Lebanon’s prime minister Saad Hariri and his cabinet stepped down, WP reported on Tuesday. After nearly two weeks of anti-government protests, the Lebanese government bowed to that people’s demand.
In Lebanon, the scaled street protests have almost paralyzed daily life for nearly two weeks. PM Hariri’s Western-oriented government has forced to make a hard decision and to step down.
“I’m at a dead end,” prime minister said in a televised address to the nation. “Jobs come and go, but what’s important is the country, no one’s bigger than the nation,” he added, echoing his father, Rafik Hariri, the Lebanese PM who was assassinated in 2005.
Despite the news on resignation, obviously those protesters aren’t fully satisfied, they continue to chant — “All of them means all of them” — encapsulates their fury at the entire political Olympus.

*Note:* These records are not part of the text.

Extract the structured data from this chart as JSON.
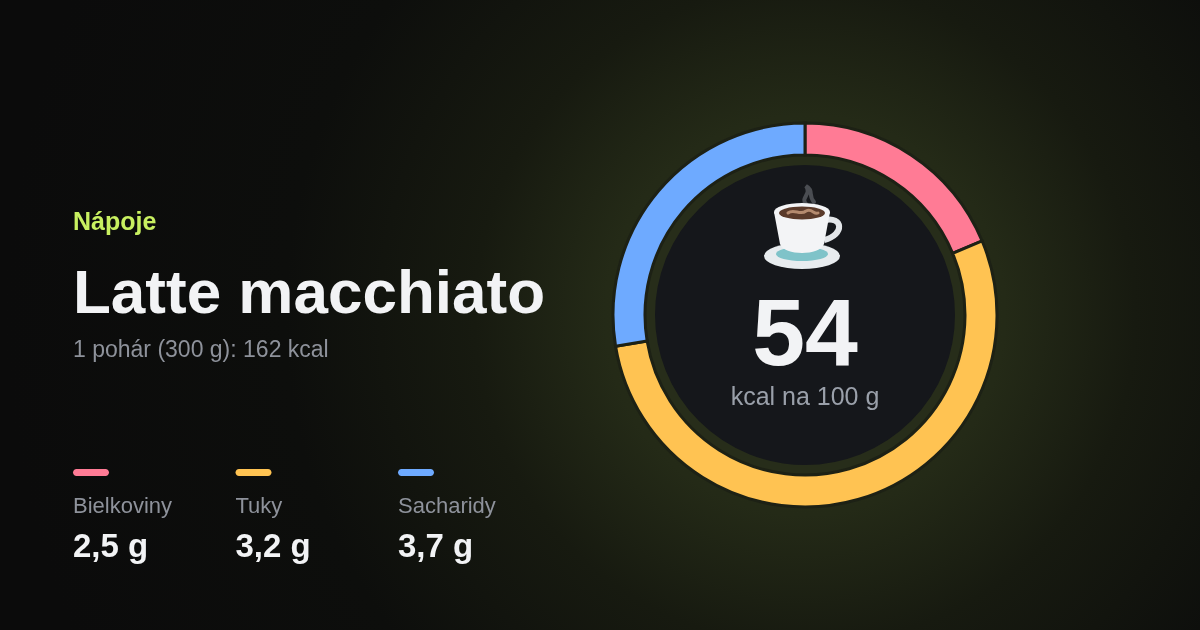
{
  "chart_data": {
    "type": "donut",
    "title": "Latte macchiato",
    "subtitle": "1 pohár (300 g): 162 kcal",
    "annotations": [
      "Nápoje",
      "54",
      "kcal na 100 g",
      "2,5 g",
      "3,2 g",
      "3,7 g"
    ],
    "categories": [
      "Bielkoviny",
      "Tuky",
      "Sacharidy"
    ],
    "values": [
      18.7,
      53.7,
      27.6
    ],
    "colors": [
      "#ff7b95",
      "#ffc352",
      "#6eaaff"
    ],
    "legend": "left"
  }
}
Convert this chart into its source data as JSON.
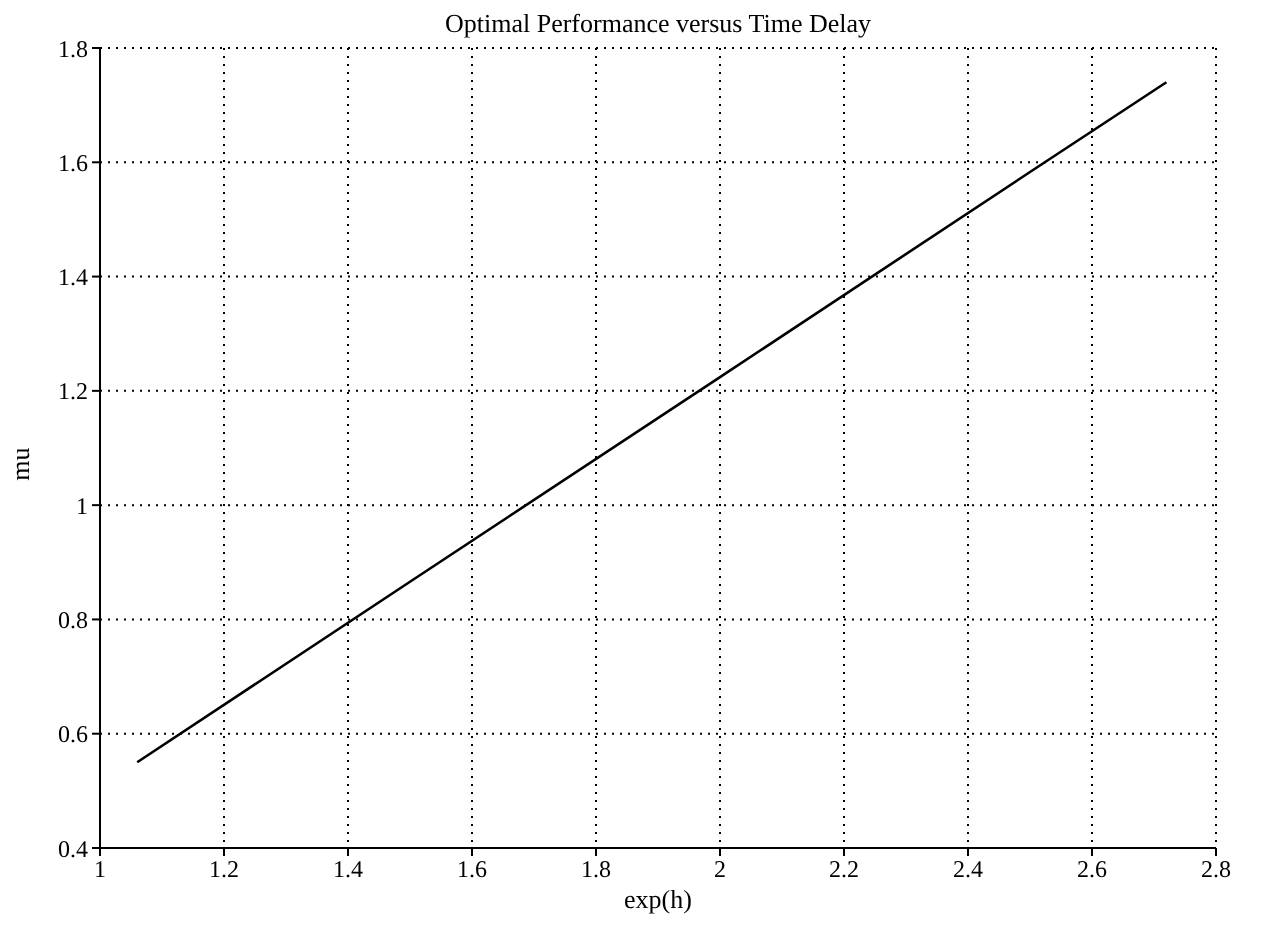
{
  "chart_data": {
    "type": "line",
    "title": "Optimal Performance versus Time Delay",
    "xlabel": "exp(h)",
    "ylabel": "mu",
    "x": [
      1.06,
      1.5,
      2,
      2.5,
      2.72
    ],
    "series": [
      {
        "color": "#000000",
        "values": [
          0.55,
          0.866,
          1.224,
          1.583,
          1.74
        ]
      }
    ],
    "xlim": [
      1,
      2.8
    ],
    "xticks": [
      1,
      1.2,
      1.4,
      1.6,
      1.8,
      2,
      2.2,
      2.4,
      2.6,
      2.8
    ],
    "ylim": [
      0.4,
      1.8
    ],
    "yticks": [
      0.4,
      0.6,
      0.8,
      1,
      1.2,
      1.4,
      1.6,
      1.8
    ],
    "grid": true,
    "legend": false,
    "marker": "none",
    "line_style": "solid"
  }
}
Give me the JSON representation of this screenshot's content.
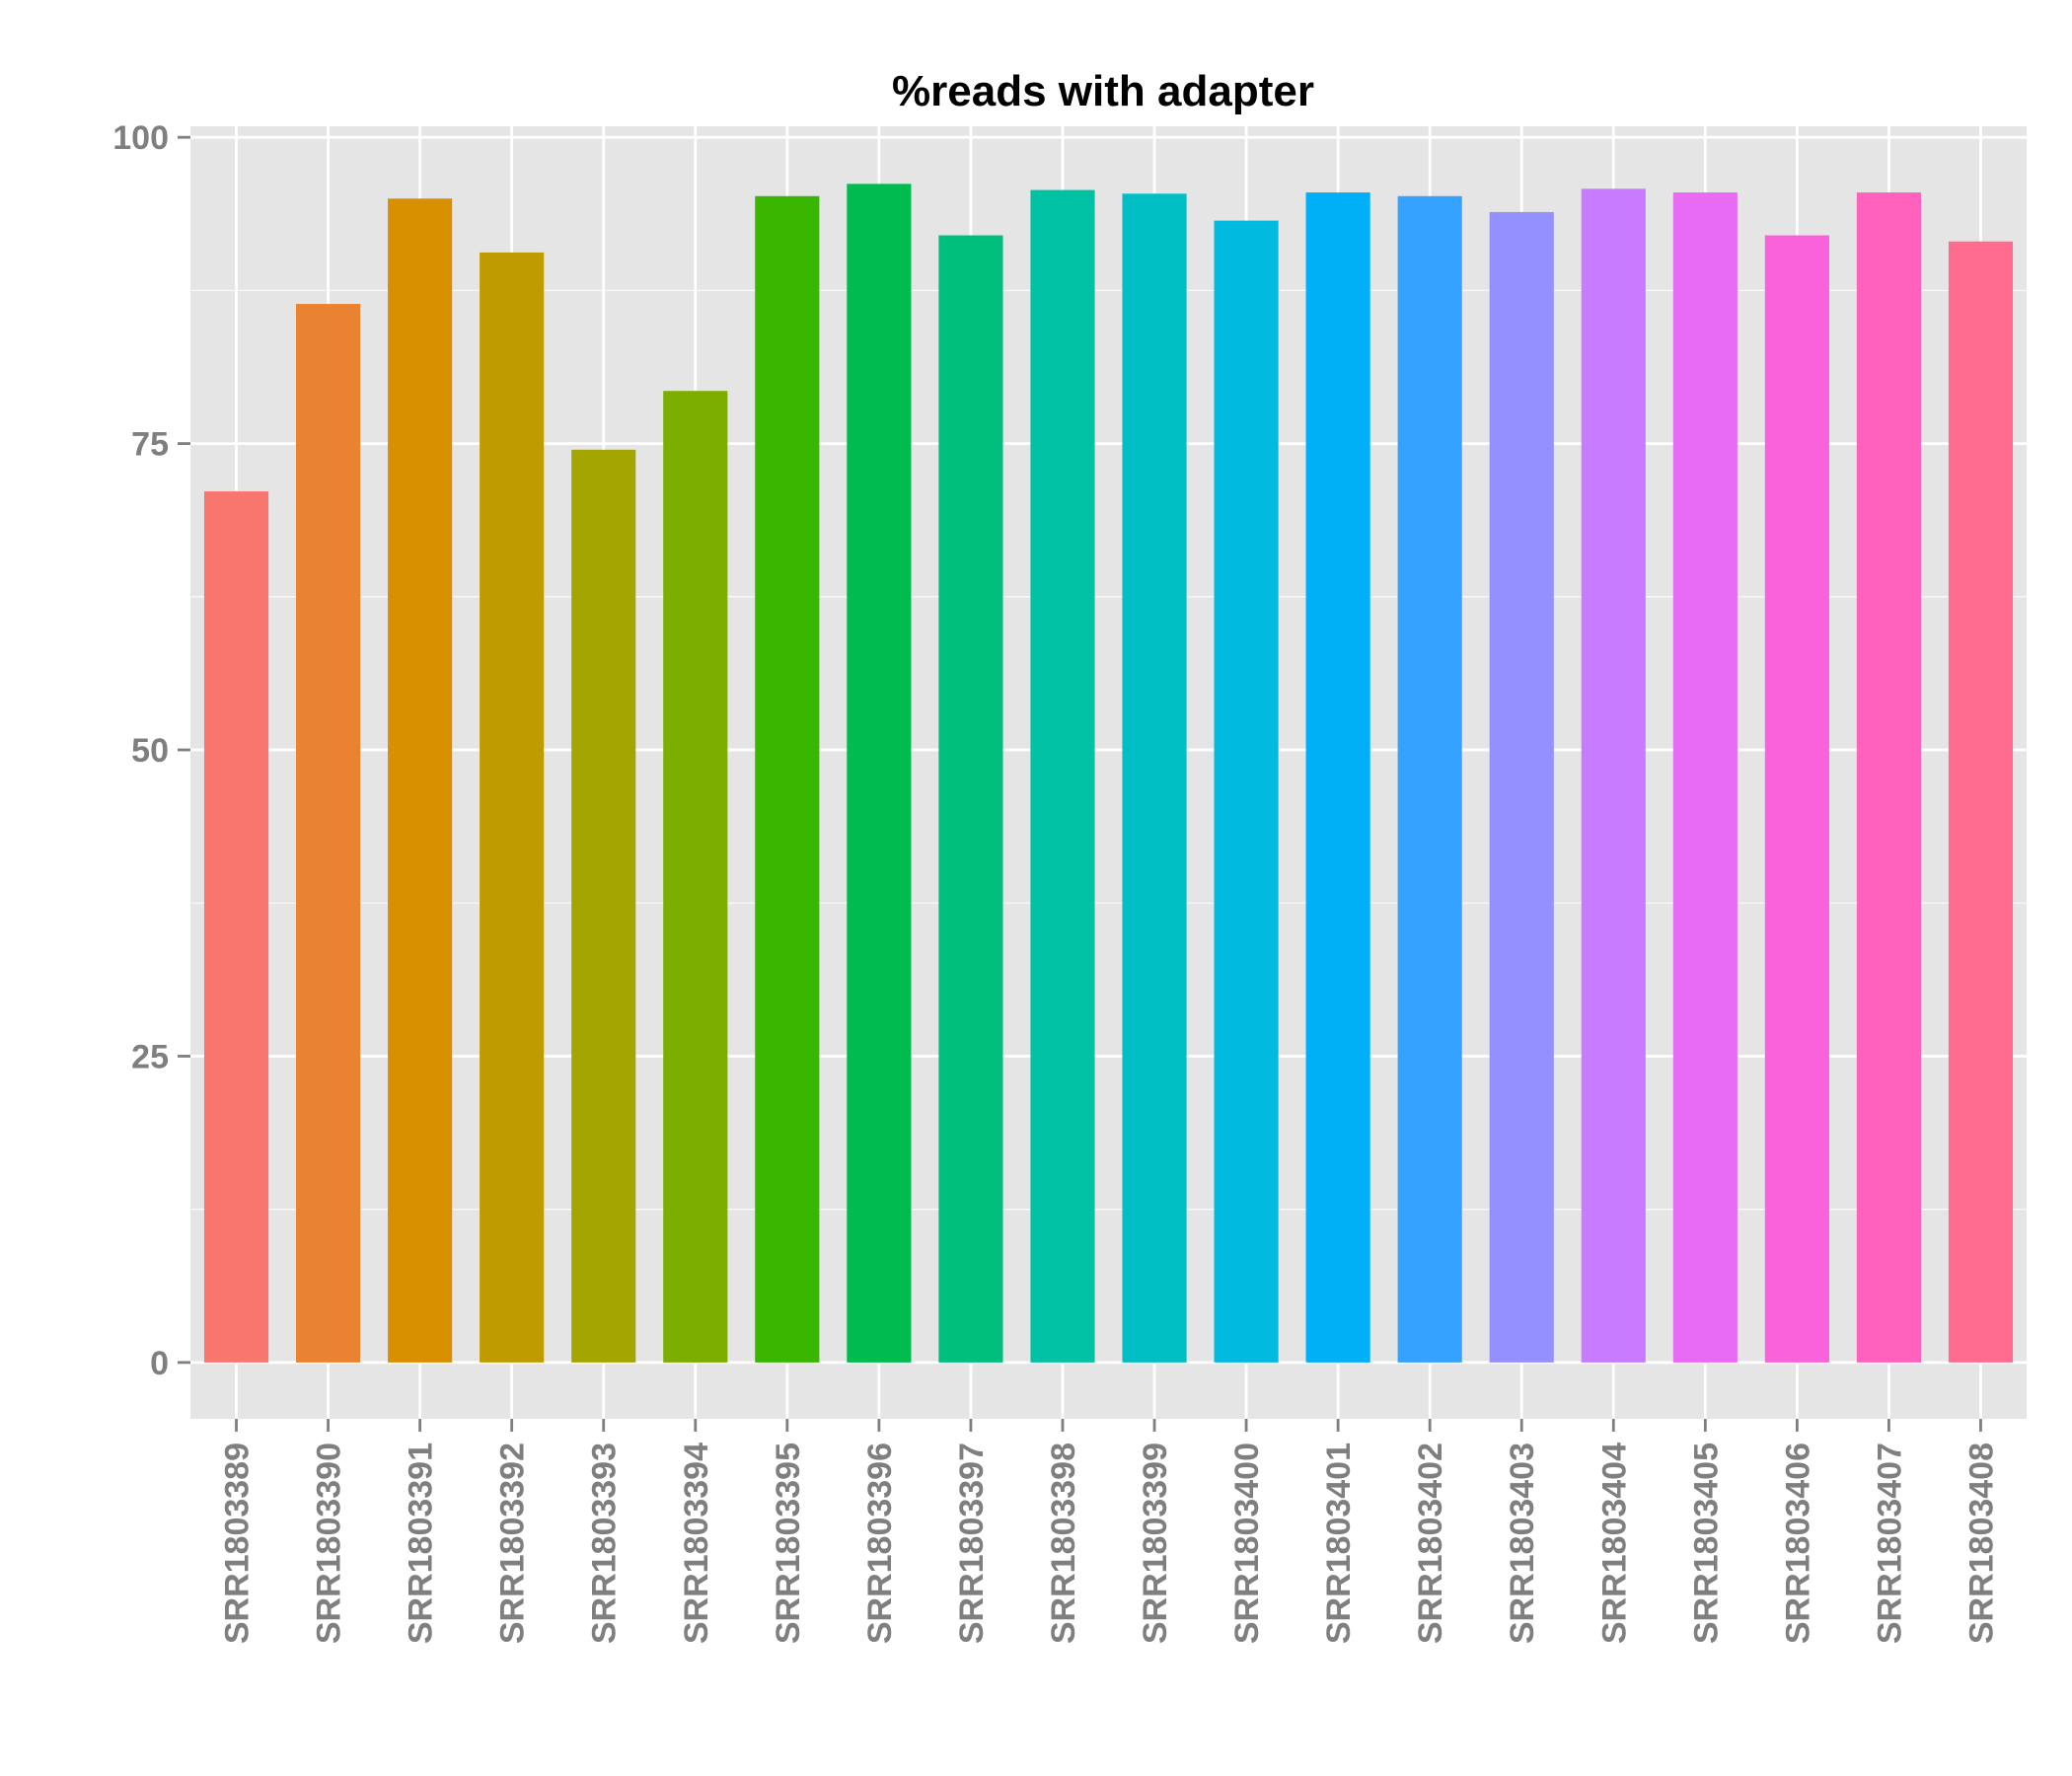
{
  "chart_data": {
    "type": "bar",
    "title": "%reads with adapter",
    "xlabel": "",
    "ylabel": "",
    "ylim": [
      -4.6,
      100.9
    ],
    "yticks": [
      0,
      25,
      50,
      75,
      100
    ],
    "grid": true,
    "categories": [
      "SRR1803389",
      "SRR1803390",
      "SRR1803391",
      "SRR1803392",
      "SRR1803393",
      "SRR1803394",
      "SRR1803395",
      "SRR1803396",
      "SRR1803397",
      "SRR1803398",
      "SRR1803399",
      "SRR1803400",
      "SRR1803401",
      "SRR1803402",
      "SRR1803403",
      "SRR1803404",
      "SRR1803405",
      "SRR1803406",
      "SRR1803407",
      "SRR1803408"
    ],
    "values": [
      71.1,
      86.4,
      95.0,
      90.6,
      74.5,
      79.3,
      95.2,
      96.2,
      92.0,
      95.7,
      95.4,
      93.2,
      95.5,
      95.2,
      93.9,
      95.8,
      95.5,
      92.0,
      95.5,
      91.5
    ],
    "colors": [
      "#F8766D",
      "#EA8331",
      "#D89000",
      "#C09B00",
      "#A3A500",
      "#7CAE00",
      "#39B600",
      "#00BB4E",
      "#00BF7D",
      "#00C1A3",
      "#00BFC4",
      "#00BAE0",
      "#00B0F6",
      "#35A2FF",
      "#9590FF",
      "#C77CFF",
      "#E76BF3",
      "#FA62DB",
      "#FF62BC",
      "#FF6C90"
    ],
    "panel_color": "#E5E5E5",
    "grid_color": "#FFFFFF"
  }
}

On Tuesday, Lebanon’s President Michel Aoun must convene a committee to replace the Cabinet. The government to come will also be hard-pressed to address the underlying problem that the protests are ultimately targeting. a deadlocked political system.
In the modern Lebanon, leaders of the country’s 18 officially recognized religious groups divide power and state funds for themselves and their followers at the expense of the treasury as a whole. Corruption is the main problem of PM Hariri’s government. As a result, Lebanon cannot consistently provide basic services such as 24-hour electricity, tap water or garbage disposal.
The street protests have suspended the daily life of a country. Almost over two weeks, the banks, schools and some offices have been closed ever since as protesters have seized and blocked major roads.
While the protests still include members of all religious sects, supporters of President Aoun, a Christian, have staged competing protests, and riot police officers have intervened repeatedly to separate supporters of Hezbollah and the Amal Movement, another Shiite party, from fighting with protesters. The most recent clash occurred in downtown Beirut hours before PM’s speech on Tuesday.
So far, there were no official reactions from president or other political leaders.